A chemical modification of DMPEA that has been explored in this question of pink spots, mental pathology, and diagnostic markers, is the corresponding acetamide. One of the metabolites of DMPEA was found to be the N-acetyl deriva-tive, N-acetyl-3,4- dimethoxyphenethylamine. It was found to be demethylated in man, and to have pharmacological activity in animals. Maybe this was the active compound that could be involved in the schizophrenic process. But human trials with it, as with the principal metabolite 3,4-dimethoxyphenylacetic acid, showed nothing at all in man.

Another chemical modification is the beta-hydroxy analogue of DMPEA. It has been explored separately, and is the subject of its own recipe, in its own rights. See DME.

Pink was not the only colorful spot associated with schizophrenia. Somewhere at about this same time, a research paper from Canada reported the observation of a mauve spot in the chromatographic analysis of urines of schizophrenic patients. This had nothing to do with DMPEA. I was working closely with a researcher at the psychiatric institute and we were fascinated by, again, a possible diagnostic marker. We assayed the urines of the next 10 patients being admitted as acute schizophrenics. No trace of mauve. We wrote to Canada, and verified the analytical procedure.
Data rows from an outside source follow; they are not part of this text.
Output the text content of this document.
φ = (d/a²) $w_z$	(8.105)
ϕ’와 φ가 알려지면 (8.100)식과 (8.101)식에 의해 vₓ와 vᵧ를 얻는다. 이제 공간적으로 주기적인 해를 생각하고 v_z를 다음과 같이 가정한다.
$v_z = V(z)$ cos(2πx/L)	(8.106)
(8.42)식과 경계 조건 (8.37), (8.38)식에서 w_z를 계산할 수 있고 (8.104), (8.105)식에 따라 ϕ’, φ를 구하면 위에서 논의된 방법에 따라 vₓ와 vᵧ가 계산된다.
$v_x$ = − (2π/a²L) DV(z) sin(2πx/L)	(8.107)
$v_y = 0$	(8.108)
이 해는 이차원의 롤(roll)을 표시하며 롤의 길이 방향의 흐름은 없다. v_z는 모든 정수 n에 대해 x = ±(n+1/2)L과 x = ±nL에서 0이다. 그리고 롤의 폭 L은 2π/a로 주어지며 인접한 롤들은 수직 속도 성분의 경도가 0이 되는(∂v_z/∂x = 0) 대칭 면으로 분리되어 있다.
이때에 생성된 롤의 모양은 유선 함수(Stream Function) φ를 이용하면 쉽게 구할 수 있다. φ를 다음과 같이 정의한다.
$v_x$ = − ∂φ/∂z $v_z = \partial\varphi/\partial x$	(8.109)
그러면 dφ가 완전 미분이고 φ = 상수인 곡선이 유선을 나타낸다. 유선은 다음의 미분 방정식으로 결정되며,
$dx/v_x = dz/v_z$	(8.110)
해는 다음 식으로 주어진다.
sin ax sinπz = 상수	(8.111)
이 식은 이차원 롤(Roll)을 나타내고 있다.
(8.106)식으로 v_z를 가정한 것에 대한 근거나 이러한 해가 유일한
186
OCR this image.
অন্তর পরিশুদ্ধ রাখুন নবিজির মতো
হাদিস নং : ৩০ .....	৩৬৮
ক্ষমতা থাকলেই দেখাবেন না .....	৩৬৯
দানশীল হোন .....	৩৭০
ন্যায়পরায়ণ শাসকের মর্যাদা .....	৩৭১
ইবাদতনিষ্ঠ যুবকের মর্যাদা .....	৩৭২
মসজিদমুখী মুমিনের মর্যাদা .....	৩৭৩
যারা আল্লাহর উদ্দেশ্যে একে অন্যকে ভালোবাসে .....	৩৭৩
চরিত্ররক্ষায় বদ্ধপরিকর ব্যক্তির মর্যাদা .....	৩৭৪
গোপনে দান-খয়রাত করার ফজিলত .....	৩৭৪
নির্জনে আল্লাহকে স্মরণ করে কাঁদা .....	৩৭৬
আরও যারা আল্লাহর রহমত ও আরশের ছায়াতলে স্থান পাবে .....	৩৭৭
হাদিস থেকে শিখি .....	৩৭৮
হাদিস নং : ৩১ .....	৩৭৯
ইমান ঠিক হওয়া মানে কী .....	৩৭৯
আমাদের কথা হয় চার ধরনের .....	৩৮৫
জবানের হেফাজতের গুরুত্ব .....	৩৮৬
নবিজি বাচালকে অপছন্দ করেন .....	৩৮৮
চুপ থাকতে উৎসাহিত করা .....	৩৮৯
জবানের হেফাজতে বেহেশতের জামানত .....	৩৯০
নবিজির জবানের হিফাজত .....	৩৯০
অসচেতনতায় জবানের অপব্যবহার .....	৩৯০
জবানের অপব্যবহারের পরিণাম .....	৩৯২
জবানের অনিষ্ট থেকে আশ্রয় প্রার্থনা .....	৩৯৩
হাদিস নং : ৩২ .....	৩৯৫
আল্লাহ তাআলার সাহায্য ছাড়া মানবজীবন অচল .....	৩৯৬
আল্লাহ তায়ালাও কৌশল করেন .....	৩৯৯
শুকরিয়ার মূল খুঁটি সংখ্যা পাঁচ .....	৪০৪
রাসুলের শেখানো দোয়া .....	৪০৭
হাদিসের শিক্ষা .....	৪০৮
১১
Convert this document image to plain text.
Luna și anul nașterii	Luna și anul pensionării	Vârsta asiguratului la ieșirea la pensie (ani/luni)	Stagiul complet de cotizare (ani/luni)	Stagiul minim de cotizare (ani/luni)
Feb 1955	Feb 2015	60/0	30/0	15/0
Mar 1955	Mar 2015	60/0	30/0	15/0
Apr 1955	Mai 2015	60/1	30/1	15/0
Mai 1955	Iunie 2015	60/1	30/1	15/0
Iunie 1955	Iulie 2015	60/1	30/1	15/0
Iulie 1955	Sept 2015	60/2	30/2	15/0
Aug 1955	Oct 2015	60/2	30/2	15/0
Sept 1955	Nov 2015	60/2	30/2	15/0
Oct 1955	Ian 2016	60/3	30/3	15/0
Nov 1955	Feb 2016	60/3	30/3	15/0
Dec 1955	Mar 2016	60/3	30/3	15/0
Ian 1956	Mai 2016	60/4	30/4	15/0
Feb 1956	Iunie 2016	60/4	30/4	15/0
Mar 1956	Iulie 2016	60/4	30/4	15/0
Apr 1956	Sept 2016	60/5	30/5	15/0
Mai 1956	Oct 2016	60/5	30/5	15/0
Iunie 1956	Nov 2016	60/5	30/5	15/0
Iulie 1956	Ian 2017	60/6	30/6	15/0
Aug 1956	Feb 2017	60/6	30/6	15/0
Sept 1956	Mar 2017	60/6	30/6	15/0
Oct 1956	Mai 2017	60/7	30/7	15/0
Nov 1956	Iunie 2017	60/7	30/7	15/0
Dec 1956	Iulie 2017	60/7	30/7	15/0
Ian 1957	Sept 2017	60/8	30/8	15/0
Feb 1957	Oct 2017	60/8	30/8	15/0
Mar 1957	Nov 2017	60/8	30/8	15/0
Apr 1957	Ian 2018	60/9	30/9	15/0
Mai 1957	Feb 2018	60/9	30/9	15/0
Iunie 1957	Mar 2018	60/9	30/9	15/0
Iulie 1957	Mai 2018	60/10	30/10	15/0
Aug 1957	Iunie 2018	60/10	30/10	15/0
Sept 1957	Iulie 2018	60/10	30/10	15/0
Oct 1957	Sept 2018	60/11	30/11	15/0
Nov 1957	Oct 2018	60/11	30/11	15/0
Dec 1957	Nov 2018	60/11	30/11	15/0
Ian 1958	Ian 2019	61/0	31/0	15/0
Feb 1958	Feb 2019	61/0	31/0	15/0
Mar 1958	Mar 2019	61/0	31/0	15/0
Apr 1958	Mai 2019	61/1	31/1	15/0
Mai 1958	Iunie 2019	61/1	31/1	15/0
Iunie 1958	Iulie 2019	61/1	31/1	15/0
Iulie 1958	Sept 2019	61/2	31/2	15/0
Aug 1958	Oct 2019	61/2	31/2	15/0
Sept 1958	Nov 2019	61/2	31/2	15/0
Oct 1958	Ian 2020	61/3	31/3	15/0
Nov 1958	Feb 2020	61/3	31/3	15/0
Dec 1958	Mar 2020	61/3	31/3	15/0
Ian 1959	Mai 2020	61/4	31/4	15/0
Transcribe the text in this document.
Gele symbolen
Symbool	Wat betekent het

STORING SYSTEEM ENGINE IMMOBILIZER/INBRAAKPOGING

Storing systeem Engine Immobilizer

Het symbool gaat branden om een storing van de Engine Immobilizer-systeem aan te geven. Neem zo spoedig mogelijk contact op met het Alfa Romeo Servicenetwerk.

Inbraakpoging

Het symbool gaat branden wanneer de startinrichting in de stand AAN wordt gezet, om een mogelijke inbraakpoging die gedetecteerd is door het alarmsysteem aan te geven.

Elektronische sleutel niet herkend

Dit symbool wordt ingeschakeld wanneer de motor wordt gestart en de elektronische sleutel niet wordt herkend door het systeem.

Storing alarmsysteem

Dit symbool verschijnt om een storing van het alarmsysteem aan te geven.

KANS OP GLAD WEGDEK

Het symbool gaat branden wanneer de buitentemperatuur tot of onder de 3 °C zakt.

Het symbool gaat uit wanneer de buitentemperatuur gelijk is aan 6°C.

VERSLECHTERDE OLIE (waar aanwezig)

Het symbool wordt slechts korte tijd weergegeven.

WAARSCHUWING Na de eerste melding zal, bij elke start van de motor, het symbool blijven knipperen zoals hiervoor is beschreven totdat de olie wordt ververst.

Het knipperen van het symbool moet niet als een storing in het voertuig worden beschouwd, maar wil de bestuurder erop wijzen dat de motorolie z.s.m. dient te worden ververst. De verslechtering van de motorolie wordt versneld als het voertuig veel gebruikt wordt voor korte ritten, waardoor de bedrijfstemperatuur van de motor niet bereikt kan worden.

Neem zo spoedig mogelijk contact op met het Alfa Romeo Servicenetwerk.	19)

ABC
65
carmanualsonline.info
We were told that the whatzis should have been added after, rather than before, the whosey, and that we should have heated for 30, not 10 minutes. Okay. We assayed the urines of the next 10 patients being admitted using these new directions. No trace of mauve. Another call to Canada, and we were informed that we still weren't doing it right. They were consistently batting a 100% positive correlation between mauve spots and schizophrenics, and 0% with healthy controls. In fact, they actually gave this positive test the name of a disease, Malvaria.

Then, that little burst of insight! Aha! What if, just what if, they had been seeing something given to their schizophrenics? Chlorpromazine was the popular treatment of the day. We took a whopping dose of chlorpromazine, and over the next couple of days did manage (barely) to collect our urine samples. Both of us were positive Malvarians! And three days later, we were again negative. We were most likely seeing a metabolite of chlorpromazine. One last call to Canada with the ultimate question--had you given any medication to your schizophrenics before your urine analysis? Of course (came the answer)--it would not be ethical to leave them untreated. Another color down the drain, and still no objective measure for mental illness.

By the way, I cannot say I like the chlorpromazine trip. There is no real communication either with others or with yourself, with that stuff. You are a zombie, but if you are both schizophrenic and a zombie, you cannot possibly be troublesome for anybody in the emergency room.